Our aim was to search for possible involvement of central nervous system in patients with acquired Myasthenia Gravis of various clinical types and to study the HLA type of our patients in correlation to CNS involvement.
We included thirty patients of various clinical types of acquired Myasthenia Gravis. Patients were seventeen males and thirteen females, their ages ranged from 17 to 82 years with a mean of 40.97 years and standard deviation of 15.65.
Patients were submitted to full history taking, full general and neurological examination and specially designed sheet, complete blood count, erythrocyte sedimentation rate, connective tissue screening, thyroid function tests, electromyographic studies, tensilon test, mediastinum computerized tomography, acetylcholine receptor antibodies (AChRAbs), visual and brainstem evoked potentials, cerebrospinal fluid studies, magnetic resonance imaging of the brain and human leukocyte antigen type screening.
Our results showed that CNS involvement was found in 6 (20%) patients with acquired myasthenia of various clinical types, the nature and aetiology remains unclear. Diabetes mellitus, hypertension and neurogenic manifestations were more frequent in those patients as well as acetylcholine receptor antibodies. The presence of thymic mass significantly correlated with MRI changes. Visual evoked potentials (VEPs) showed abnormally prolonged P100 in 43.3% and VEP wave form (amplitude) was abnormal in 26.7%. However these changes did not correlate with MRI brain changes. Neither brainstem evoked potentials (BAEPs) nor the cerebrospinal fluid (CSF) was an accurate tool to detect CNS changes. HLA type was found to be different from other groups of different ethnic background. Furthermore the type was different according to CNS involvement.
It is concluded that central nervous system involvement does occur in patients with acquired Myasthenia Gravis which can be suspected by the presence of diabetes millitus, hypertension, neurogenic manifestations, positive AChRAbs, and thymic mass. HLA type was specific to our patients as they have different ethnic background than the previously studied populations. Some differences were found in relation to CNS involvement.

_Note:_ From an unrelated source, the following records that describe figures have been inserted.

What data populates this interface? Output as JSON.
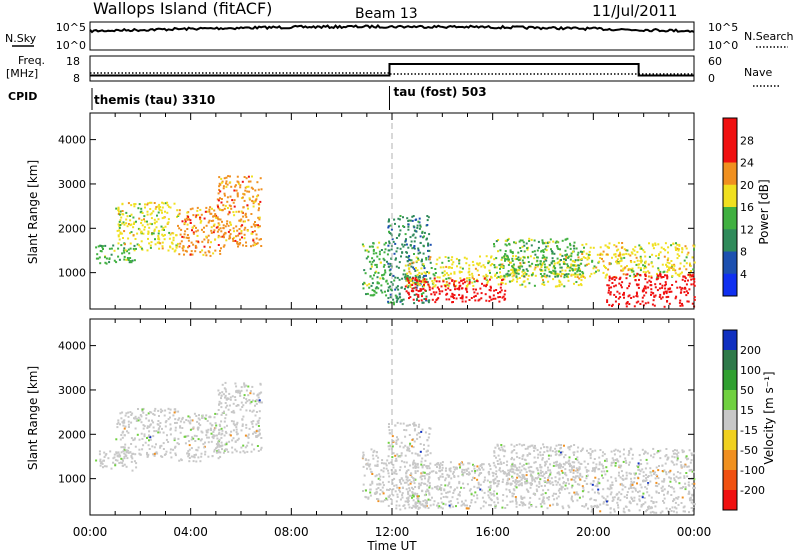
{
  "header": {
    "station": "Wallops Island (fitACF)",
    "beam": "Beam 13",
    "date": "11/Jul/2011"
  },
  "nsky_panel": {
    "left_label": "N.Sky",
    "left_ticks": [
      "10^5",
      "10^0"
    ],
    "right_label": "N.Search",
    "right_ticks": [
      "10^5",
      "10^0"
    ]
  },
  "freq_panel": {
    "left_label_line1": "Freq.",
    "left_label_line2": "[MHz]",
    "left_ticks": [
      "18",
      "8"
    ],
    "right_label": "Nave",
    "right_ticks": [
      "60",
      "0"
    ],
    "freq_step_hour": 11.9,
    "freq_before_mhz": 10.2,
    "freq_after_mhz": 14.8,
    "freq_end_hour": 21.8
  },
  "cpid_panel": {
    "label": "CPID",
    "segments": [
      {
        "start_hour": 0,
        "text": "themis (tau) 3310"
      },
      {
        "start_hour": 11.9,
        "text": "tau (fost) 503"
      }
    ]
  },
  "time_axis": {
    "label": "Time UT",
    "ticks": [
      "00:00",
      "04:00",
      "08:00",
      "12:00",
      "16:00",
      "20:00",
      "00:00"
    ],
    "tick_hours": [
      0,
      4,
      8,
      12,
      16,
      20,
      24
    ],
    "range_hours": [
      0,
      24
    ]
  },
  "chart_data": [
    {
      "type": "heatmap",
      "quantity": "power",
      "ylabel": "Slant Range [km]",
      "yticks": [
        1000,
        2000,
        3000,
        4000
      ],
      "ylim": [
        180,
        4600
      ],
      "colorbar_label": "Power [dB]",
      "colorbar_levels": [
        4,
        8,
        12,
        16,
        20,
        24,
        28
      ],
      "colorbar_colors": [
        "#1030f0",
        "#1c50b0",
        "#2f8a5a",
        "#40b040",
        "#f0e020",
        "#f09020",
        "#f01010",
        "#f01010"
      ],
      "regions": [
        {
          "t0": 0.2,
          "t1": 1.8,
          "r0": 1200,
          "r1": 1650,
          "level": 12
        },
        {
          "t0": 1.0,
          "t1": 3.5,
          "r0": 1500,
          "r1": 2600,
          "level": 16
        },
        {
          "t0": 3.5,
          "t1": 5.2,
          "r0": 1400,
          "r1": 2500,
          "level": 20
        },
        {
          "t0": 5.0,
          "t1": 6.8,
          "r0": 1600,
          "r1": 3200,
          "level": 20
        },
        {
          "t0": 10.8,
          "t1": 11.8,
          "r0": 500,
          "r1": 1700,
          "level": 12
        },
        {
          "t0": 11.8,
          "t1": 13.5,
          "r0": 300,
          "r1": 2300,
          "level": 8
        },
        {
          "t0": 12.5,
          "t1": 19.5,
          "r0": 700,
          "r1": 1400,
          "level": 16
        },
        {
          "t0": 12.5,
          "t1": 16.5,
          "r0": 350,
          "r1": 900,
          "level": 28
        },
        {
          "t0": 16.0,
          "t1": 19.5,
          "r0": 900,
          "r1": 1800,
          "level": 12
        },
        {
          "t0": 19.5,
          "t1": 24.0,
          "r0": 900,
          "r1": 1700,
          "level": 16
        },
        {
          "t0": 20.5,
          "t1": 24.0,
          "r0": 250,
          "r1": 1000,
          "level": 28
        }
      ]
    },
    {
      "type": "heatmap",
      "quantity": "velocity",
      "ylabel": "Slant Range [km]",
      "yticks": [
        1000,
        2000,
        3000,
        4000
      ],
      "ylim": [
        180,
        4600
      ],
      "colorbar_label": "Velocity [m s⁻¹]",
      "colorbar_levels": [
        200,
        100,
        50,
        15,
        -15,
        -50,
        -100,
        -200
      ],
      "colorbar_colors": [
        "#1030c0",
        "#2f7a4a",
        "#30a030",
        "#70d040",
        "#c8c8c8",
        "#f0d020",
        "#f09020",
        "#f05010",
        "#f01010"
      ],
      "regions": [
        {
          "t0": 0.2,
          "t1": 1.8,
          "r0": 1200,
          "r1": 1650,
          "level": -15
        },
        {
          "t0": 1.0,
          "t1": 3.5,
          "r0": 1500,
          "r1": 2600,
          "level": -15
        },
        {
          "t0": 3.5,
          "t1": 5.2,
          "r0": 1400,
          "r1": 2500,
          "level": -15
        },
        {
          "t0": 5.0,
          "t1": 6.8,
          "r0": 1600,
          "r1": 3200,
          "level": -15
        },
        {
          "t0": 10.8,
          "t1": 11.8,
          "r0": 500,
          "r1": 1700,
          "level": -15
        },
        {
          "t0": 11.8,
          "t1": 13.5,
          "r0": 300,
          "r1": 2300,
          "level": -15
        },
        {
          "t0": 12.5,
          "t1": 19.5,
          "r0": 350,
          "r1": 1400,
          "level": -15
        },
        {
          "t0": 16.0,
          "t1": 19.5,
          "r0": 900,
          "r1": 1800,
          "level": -15
        },
        {
          "t0": 19.5,
          "t1": 24.0,
          "r0": 250,
          "r1": 1700,
          "level": -15
        }
      ]
    }
  ]
}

It is recommended to exercise every effort to detect those myasthenic patients who are candidate for CNS involvement and submit them for further investigations and follow up to know more about the nature and pathology of the brain lesions. A bigger study should be designed with more strict criteria incuding younger patients, non diabetics and normotensives, thus minimising factors frequently associated with radiological brain changes. should be designed to study those central changes and HLA type.